One Step Synthesis and Characterization of ZnO–ZnSe Heterostructures by Chemical Precipitation and Its Solar Photocatalytic Activity

Abstract

ZnO–ZnSe heterostructures were successfully synthesized by single step chemical precipitation method at room temperature. The obtained composite structures were systematically characterized for structural, morphological, optical, and vibrational properties using X-ray diffraction (XRD), field emission scanning electron microscope (FESEM), High-resolution transmission electron microscopy (HRTEM), UV–Vis DRS, photoluminescence spectroscopy (PL), and Fourier-transform Raman spectroscopy (FT-Raman).

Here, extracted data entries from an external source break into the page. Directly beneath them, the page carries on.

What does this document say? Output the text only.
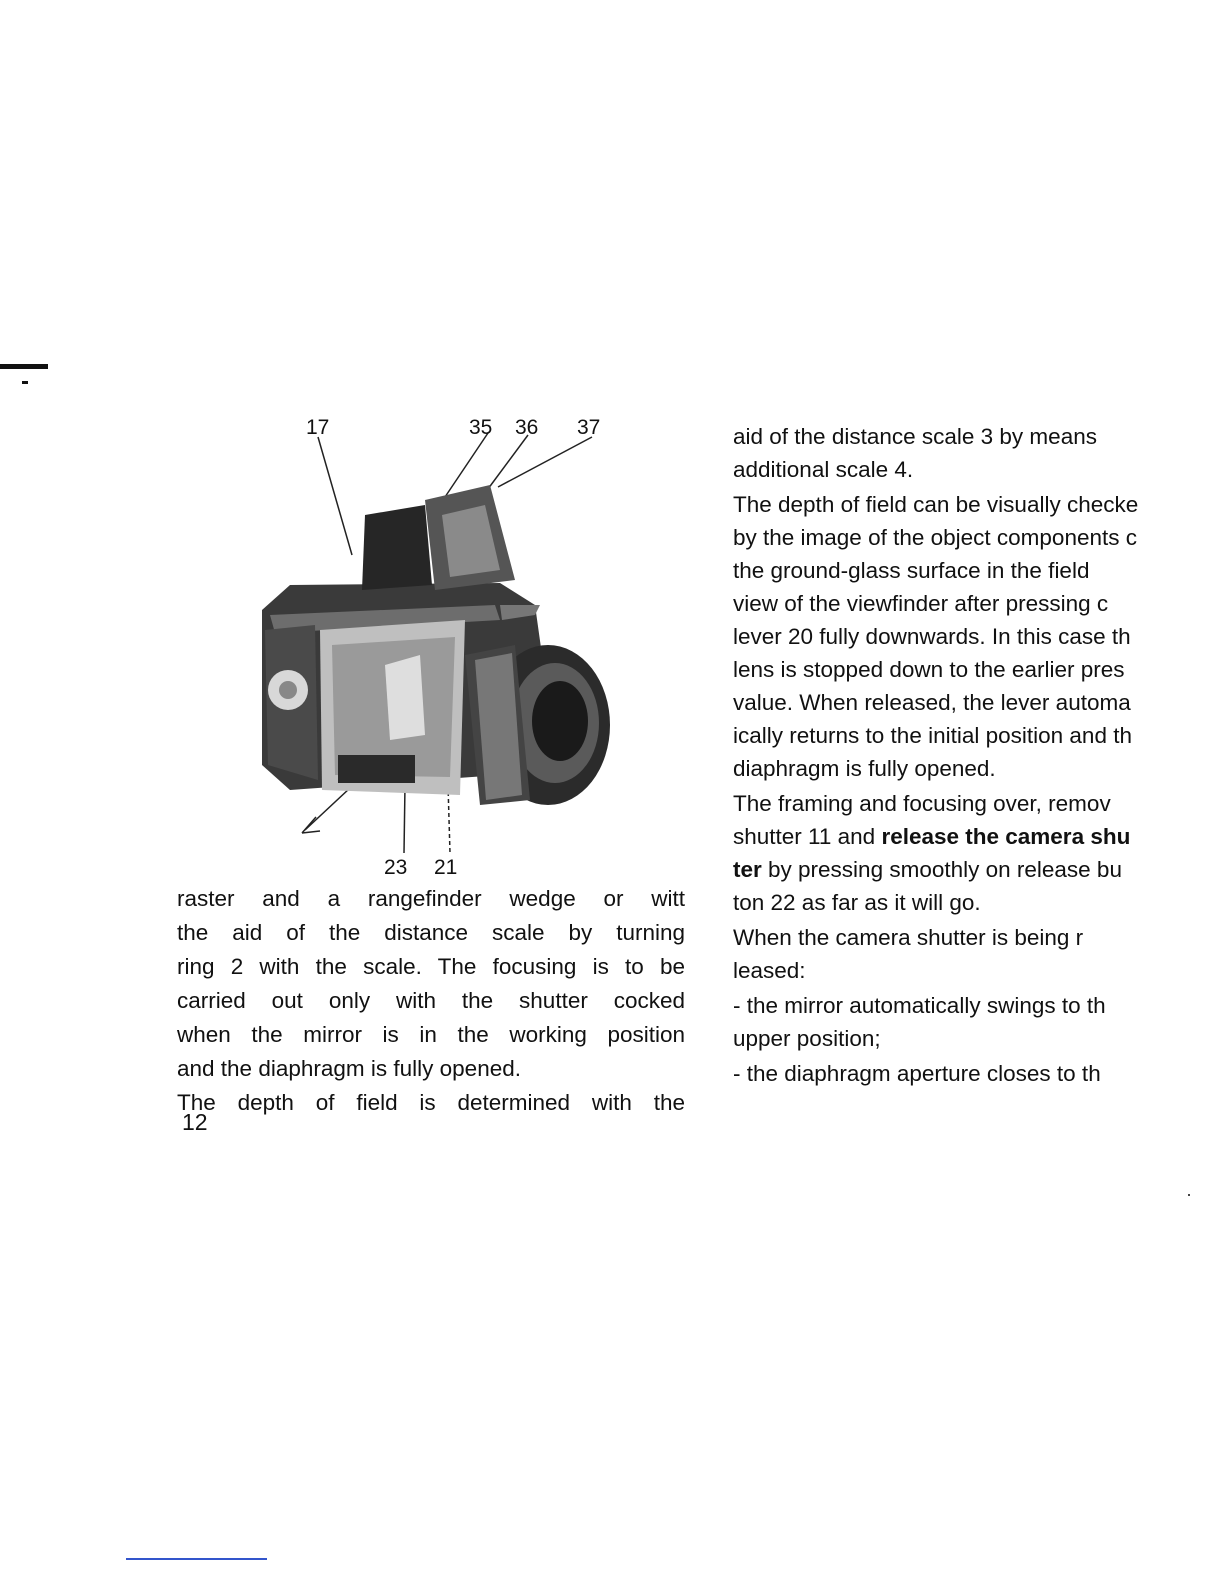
17	35 36 37
23 21

raster and a rangefinder wedge or witt

the aid of the distance scale by turning

ring 2 with the scale. The focusing is to be

carried out only with the shutter cocked

when the mirror is in the working position

and the diaphragm is fully opened.

The depth of field is determined with the

aid of the distance scale 3 by means

additional scale 4.

The depth of field can be visually checke

by the image of the object components c

the ground-glass surface in the field

view of the viewfinder after pressing c

lever 20 fully downwards. In this case th

lens is stopped down to the earlier pres

value. When released, the lever automa

ically returns to the initial position and th

diaphragm is fully opened.

The framing and focusing over, remov

shutter 11 and release the camera shu

ter by pressing smoothly on release bu

ton 22 as far as it will go.

When the camera shutter is being r

leased:

- the mirror automatically swings to th

upper position;

- the diaphragm aperture closes to th

12
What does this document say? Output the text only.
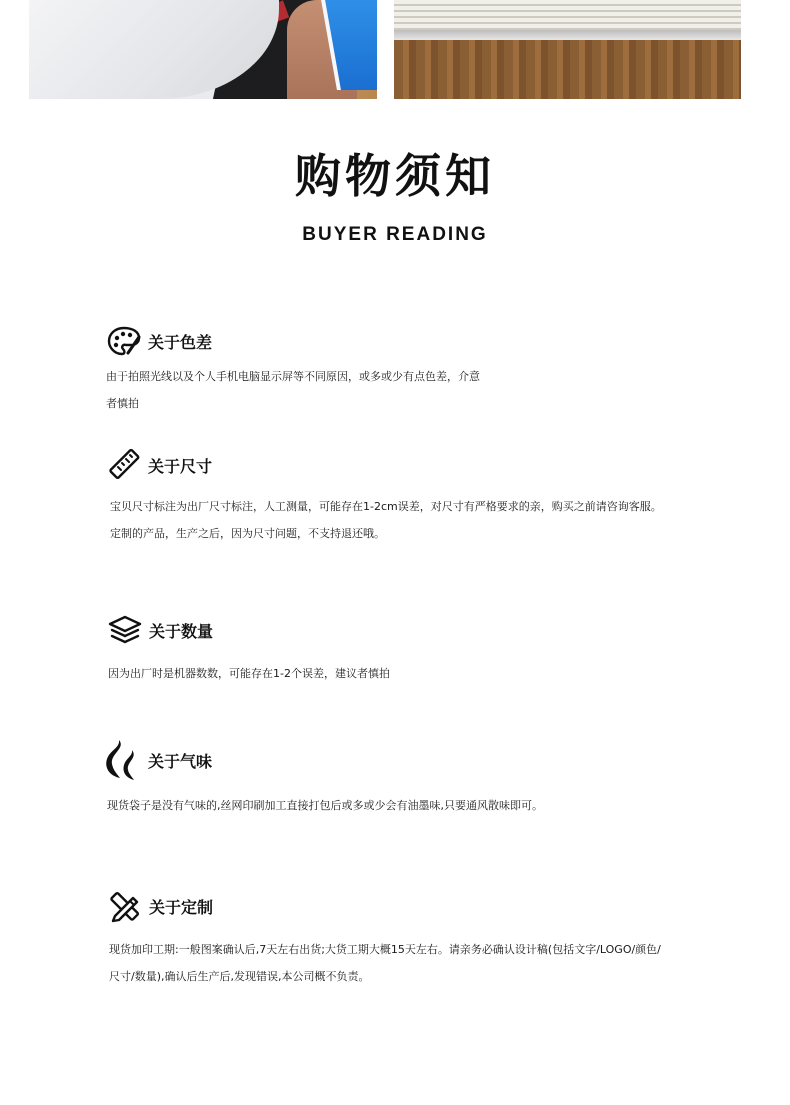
购物须知
BUYER READING
关于色差
由于拍照光线以及个人手机电脑显示屏等不同原因，或多或少有点色差，介意
者慎拍
关于尺寸
宝贝尺寸标注为出厂尺寸标注，人工测量，可能存在1-2cm误差，对尺寸有严格要求的亲，购买之前请咨询客服。
定制的产品，生产之后，因为尺寸问题，不支持退还哦。
关于数量
因为出厂时是机器数数，可能存在1-2个误差，建议者慎拍
关于气味
现货袋子是没有气味的,丝网印刷加工直接打包后或多或少会有油墨味,只要通风散味即可。
关于定制
现货加印工期:一般图案确认后,7天左右出货;大货工期大概15天左右。请亲务必确认设计稿(包括文字/LOGO/颜色/
尺寸/数量),确认后生产后,发现错误,本公司概不负责。
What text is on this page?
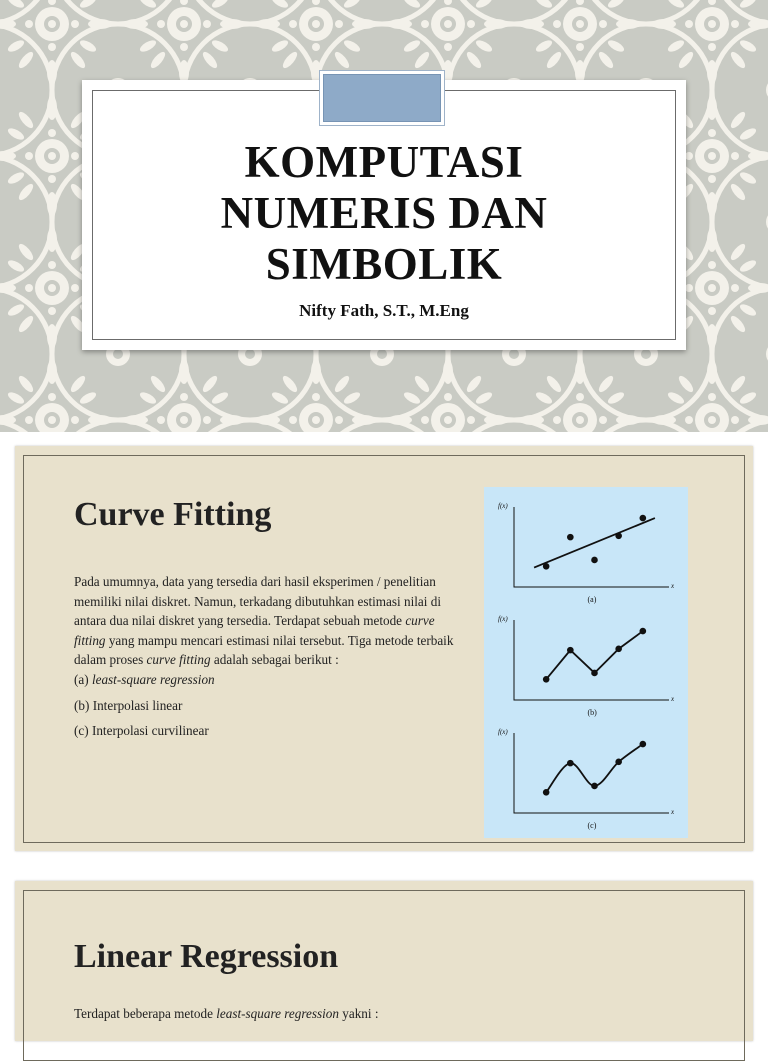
KOMPUTASI
NUMERIS DAN
SIMBOLIK
Nifty Fath, S.T., M.Eng
Curve Fitting

Pada umumnya, data yang tersedia dari hasil eksperimen / penelitian memiliki nilai diskret. Namun, terkadang dibutuhkan estimasi nilai di antara dua nilai diskret yang tersedia. Terdapat sebuah metode curve fitting yang mampu mencari estimasi nilai tersebut. Tiga metode terbaik dalam proses curve fitting adalah sebagai berikut :

(a) least-square regression

(b) Interpolasi linear

(c) Interpolasi curvilinear

f(x)
x
(a)
f(x)
x
(b)
f(x)
x
(c)
Linear Regression
Terdapat beberapa metode least-square regression yakni :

XRD patterns of the synthesized samples exhibit peaks corresponding to wurtzite ZnO and ZnSe structures which primarily confirmed the formation of single phase heterostructures. ZnO microspheres grown over the surface of ZnSe nano cauliflower clusters obtained from the FESEM images confirmed the formation of ZnO–ZnSe heterostructures. A sharp peak around 290 nm in UV–Vis DRS absorption spectra corresponds to ZnSeO3 and a wide weak absorbance is observed in the visible region (ranging from 370 to 663 nm) corresponding to the nanocomposite structure. In the Raman spectra, the surface phonon mode which is the characteristic feature of the ZnO–ZnSe heterostructures is observed at 237 cm−1. Based on the characterization results, the photocatalytic properties of ZnO–ZnSe nanoparticles were evaluated for the degradation of methylene blue (MB) and was found to exhibit solar photocatalytic property.